Having regard to the fact that a certain amount of time is needed to remove the vacuum in the legal regulation governing the allocation of state budget funds to institutions of science and studies for the development of their RED and artistic activities and that the adoption of necessary legislative decisions is related to state budget planning, the Constitutional Court decided to officially publish this ruling in the Register of Legal Acts on 1 July 2021. Under the Constitution, the Constitutional Court, having assessed what a legal situation might arise after a ruling of the Constitutional Court becomes effective, may determine the date of the official publication of that ruling; the Constitutional Court enjoys the constitutional power to establish also a later date of the official publishing (thus, also of entry into force) of its ruling, whereby a certain legal act (part thereof) was recognised as being in conflict with the Constitution, where, in the case the ruling of the Constitutional Court after its adoption were immediately officially published, a vacuum or other indeterminacies might appear in the legal regulation due to which certain values consolidated in and defended and protected by the Constitution could be violated in essence.

The Constitutional Court has disclosed the content of the presumption (which arises from the Constitution) of the constitutionality of legal acts and of the lawfulness of the consequences of their application: the provision of Paragraph 1 of Article 107 of the Constitution, whereby a law (part thereof) may not be applied from the day of the official publication of the decision of the Constitutional Court that the act in question (part thereof) is in conflict with the Constitution, means that, as long as the Constitutional Court has not adopted the decision that a certain legal act (part thereof) is in conflict with the Constitution, it is presumed that such a legal act (part thereof) is in compliance with the Constitution and that the legal consequences that have appeared on the basis of the act in question are lawful.
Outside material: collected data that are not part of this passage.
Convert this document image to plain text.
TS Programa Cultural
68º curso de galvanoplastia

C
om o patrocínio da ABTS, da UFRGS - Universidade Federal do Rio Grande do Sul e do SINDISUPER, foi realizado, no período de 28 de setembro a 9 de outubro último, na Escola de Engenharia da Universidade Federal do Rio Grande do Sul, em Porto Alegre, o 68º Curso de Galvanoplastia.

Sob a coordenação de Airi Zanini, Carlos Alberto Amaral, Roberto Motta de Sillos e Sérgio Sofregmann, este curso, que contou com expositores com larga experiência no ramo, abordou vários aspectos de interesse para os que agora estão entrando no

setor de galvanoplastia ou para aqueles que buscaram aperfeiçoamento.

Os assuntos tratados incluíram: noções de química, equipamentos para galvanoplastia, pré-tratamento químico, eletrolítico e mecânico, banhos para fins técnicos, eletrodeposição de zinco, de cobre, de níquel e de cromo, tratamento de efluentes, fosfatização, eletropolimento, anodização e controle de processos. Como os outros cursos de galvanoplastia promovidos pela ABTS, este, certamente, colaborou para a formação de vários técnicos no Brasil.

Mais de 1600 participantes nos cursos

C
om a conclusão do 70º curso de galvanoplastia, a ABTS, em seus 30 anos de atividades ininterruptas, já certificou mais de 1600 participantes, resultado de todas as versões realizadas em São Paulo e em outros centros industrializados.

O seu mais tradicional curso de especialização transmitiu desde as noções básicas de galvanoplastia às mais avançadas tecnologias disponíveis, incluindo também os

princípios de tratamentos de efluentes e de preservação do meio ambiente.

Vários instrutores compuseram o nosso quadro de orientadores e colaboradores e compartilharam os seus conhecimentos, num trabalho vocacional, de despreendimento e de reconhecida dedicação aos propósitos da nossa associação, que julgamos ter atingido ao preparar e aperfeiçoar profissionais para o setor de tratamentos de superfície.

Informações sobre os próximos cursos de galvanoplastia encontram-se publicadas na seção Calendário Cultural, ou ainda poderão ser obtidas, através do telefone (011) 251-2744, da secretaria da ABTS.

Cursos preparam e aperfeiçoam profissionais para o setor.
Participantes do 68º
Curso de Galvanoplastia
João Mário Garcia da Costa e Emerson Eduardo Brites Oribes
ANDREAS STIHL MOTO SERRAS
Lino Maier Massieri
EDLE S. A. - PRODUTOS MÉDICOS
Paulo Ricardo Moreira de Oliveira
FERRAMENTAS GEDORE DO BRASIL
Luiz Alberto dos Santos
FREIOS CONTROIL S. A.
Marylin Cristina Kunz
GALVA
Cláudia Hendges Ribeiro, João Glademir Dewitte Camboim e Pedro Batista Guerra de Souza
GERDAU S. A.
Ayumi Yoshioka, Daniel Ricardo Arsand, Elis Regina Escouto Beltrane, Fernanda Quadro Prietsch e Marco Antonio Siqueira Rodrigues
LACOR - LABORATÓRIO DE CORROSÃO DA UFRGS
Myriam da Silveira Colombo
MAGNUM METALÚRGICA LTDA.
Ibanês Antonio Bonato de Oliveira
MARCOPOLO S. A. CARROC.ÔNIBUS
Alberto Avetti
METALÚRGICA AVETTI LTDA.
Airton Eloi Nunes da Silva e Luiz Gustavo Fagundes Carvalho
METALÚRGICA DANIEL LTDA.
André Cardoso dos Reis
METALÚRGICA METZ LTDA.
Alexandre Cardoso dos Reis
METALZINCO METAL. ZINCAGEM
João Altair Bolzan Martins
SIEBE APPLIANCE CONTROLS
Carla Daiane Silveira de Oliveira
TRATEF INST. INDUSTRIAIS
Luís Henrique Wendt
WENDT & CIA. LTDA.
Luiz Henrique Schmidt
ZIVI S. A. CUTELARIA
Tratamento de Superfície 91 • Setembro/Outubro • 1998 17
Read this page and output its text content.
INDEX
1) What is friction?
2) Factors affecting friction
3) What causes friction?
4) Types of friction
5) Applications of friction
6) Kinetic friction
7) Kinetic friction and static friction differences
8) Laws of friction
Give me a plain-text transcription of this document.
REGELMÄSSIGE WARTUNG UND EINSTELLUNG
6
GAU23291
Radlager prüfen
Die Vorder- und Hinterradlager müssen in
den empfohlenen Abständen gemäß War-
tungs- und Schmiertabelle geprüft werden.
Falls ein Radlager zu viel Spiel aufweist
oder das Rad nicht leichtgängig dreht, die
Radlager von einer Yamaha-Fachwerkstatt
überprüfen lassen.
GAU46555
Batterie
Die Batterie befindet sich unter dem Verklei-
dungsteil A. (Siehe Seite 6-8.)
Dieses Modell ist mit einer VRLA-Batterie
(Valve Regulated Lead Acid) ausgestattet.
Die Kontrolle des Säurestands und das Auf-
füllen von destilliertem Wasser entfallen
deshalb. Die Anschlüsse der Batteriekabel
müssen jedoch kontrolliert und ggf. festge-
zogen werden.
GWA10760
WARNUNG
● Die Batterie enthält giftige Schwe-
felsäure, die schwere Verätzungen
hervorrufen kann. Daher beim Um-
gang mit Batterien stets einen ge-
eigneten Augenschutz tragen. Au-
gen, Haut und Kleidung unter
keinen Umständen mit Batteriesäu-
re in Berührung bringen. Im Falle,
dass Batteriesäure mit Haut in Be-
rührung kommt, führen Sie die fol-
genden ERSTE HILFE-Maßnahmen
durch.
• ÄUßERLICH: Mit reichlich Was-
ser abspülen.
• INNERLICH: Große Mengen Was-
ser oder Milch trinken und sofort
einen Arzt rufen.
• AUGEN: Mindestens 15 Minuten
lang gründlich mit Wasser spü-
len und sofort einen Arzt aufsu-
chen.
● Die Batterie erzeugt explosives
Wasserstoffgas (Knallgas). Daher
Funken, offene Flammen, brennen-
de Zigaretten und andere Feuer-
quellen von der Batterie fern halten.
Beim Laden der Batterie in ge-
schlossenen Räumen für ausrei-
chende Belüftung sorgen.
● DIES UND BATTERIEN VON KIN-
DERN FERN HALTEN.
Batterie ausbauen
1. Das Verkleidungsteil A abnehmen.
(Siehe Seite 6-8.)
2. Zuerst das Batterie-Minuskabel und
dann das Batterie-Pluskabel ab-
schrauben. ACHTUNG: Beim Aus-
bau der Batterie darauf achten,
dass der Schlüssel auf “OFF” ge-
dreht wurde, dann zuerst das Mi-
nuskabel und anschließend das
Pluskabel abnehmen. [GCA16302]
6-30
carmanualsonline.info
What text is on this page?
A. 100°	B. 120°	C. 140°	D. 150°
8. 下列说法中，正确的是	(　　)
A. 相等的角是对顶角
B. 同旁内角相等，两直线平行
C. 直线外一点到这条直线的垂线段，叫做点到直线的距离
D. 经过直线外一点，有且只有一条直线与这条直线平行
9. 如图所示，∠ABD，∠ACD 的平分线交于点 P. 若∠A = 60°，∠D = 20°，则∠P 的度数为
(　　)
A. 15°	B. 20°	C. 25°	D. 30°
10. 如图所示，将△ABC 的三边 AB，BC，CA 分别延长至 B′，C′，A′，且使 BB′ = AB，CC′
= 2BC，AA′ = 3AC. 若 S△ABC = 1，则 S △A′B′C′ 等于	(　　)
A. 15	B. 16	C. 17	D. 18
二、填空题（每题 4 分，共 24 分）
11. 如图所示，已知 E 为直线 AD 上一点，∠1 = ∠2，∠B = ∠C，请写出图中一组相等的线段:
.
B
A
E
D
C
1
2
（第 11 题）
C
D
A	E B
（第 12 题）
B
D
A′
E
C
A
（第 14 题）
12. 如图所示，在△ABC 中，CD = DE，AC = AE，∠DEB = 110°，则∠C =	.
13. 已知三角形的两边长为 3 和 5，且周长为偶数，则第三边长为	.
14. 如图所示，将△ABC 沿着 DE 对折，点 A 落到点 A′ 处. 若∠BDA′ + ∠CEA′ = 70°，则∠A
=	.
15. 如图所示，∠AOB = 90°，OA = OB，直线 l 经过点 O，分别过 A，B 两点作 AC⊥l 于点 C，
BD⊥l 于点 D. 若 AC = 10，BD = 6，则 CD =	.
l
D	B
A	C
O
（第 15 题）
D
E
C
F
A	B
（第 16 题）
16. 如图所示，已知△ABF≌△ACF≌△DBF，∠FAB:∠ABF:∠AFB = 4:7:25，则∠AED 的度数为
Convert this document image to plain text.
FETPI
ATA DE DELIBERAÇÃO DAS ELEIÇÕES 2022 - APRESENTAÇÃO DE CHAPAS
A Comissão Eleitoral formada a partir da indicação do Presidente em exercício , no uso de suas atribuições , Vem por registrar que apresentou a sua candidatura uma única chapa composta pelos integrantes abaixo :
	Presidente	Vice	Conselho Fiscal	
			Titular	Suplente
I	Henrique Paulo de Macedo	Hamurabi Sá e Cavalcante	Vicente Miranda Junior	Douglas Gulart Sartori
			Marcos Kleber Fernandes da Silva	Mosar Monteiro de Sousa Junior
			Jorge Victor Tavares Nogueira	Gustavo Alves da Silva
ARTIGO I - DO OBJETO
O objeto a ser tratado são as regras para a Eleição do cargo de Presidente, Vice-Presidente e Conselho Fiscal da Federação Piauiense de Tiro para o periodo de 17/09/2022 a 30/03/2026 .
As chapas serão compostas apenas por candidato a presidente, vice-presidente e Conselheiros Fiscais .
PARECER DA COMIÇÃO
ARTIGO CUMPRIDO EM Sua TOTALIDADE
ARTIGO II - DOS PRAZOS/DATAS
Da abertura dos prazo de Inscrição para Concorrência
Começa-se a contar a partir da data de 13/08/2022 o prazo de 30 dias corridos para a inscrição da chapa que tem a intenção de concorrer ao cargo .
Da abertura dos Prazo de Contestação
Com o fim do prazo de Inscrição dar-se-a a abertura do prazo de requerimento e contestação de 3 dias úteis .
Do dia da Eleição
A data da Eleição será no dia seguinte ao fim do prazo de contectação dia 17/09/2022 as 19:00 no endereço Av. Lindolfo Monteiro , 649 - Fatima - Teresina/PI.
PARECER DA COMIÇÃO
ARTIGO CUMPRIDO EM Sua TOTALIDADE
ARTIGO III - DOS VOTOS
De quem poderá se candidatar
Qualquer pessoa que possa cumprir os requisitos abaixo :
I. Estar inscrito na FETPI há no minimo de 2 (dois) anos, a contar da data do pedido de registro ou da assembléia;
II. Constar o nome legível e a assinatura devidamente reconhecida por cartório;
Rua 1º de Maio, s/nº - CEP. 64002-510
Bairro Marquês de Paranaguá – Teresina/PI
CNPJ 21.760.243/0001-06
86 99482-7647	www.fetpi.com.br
Consequently, the fact that in this ruling of the Constitutional Court it has been held that the provisions of Paragraphs 2 and 3 of Article 75 of the Law on Science and Studies, Subitems 1.2 and 3.6 of the government resolution of 1 March 2017, and the Description (as amended) approved by that resolution are in conflict with the Constitution does not in itself provide grounds for challenging the lawfulness of those decisions on the allocation of state budget funds to institutions of science and studies for the development of their RED and artistic activities that were made before the official publication of this ruling of the Constitutional Court.